You sit in his dark car and listen to his songs. When the last one ends Sasha looks at you and smiles. You know it’s time for him to go. You reach for his face and kiss him on the lips, keeping your eyes and mouth carefully closed.
The first time you did this, even you didn’t know it was going to happen. After that it is still surprising, but you both have come to expect it. Last night, Sasha wrote online: I get scared before you kiss me, but good scared.

After the kiss he leaves and you go back, feet wet on the flagstone, toes muddy, back inside, through the sliding door, back in front of the blinking television. The water has boiled, the kettle turned itself off. You stay in the dark kitchen, listening to the sound of Sasha backing into the street. He has burned you a copy of the Cat Power album, and this is when you play it quietly on the faux jukebox stereo your parents keep on the back table.

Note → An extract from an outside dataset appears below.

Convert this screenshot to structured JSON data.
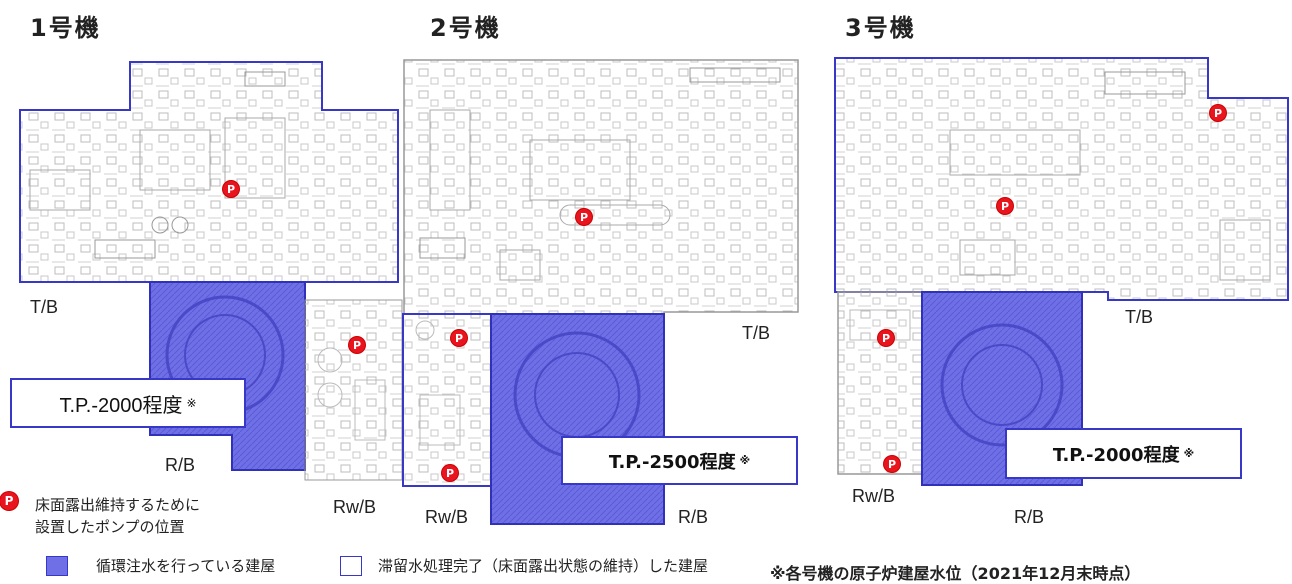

You remember looking at Sasha for the first time, his hand tapping yours in the alley, his face over Carol’s warm body. You listen to the songs you heard for the first time in his Taurus in your driveway, the car windows tight against the orange rain: “He War,” “I Don’t Blame You,” “Good Woman,” “Free.”

You think of your lies, of the Norwegian word. Nothing you felt was foreign or secret. None of it was little, at all.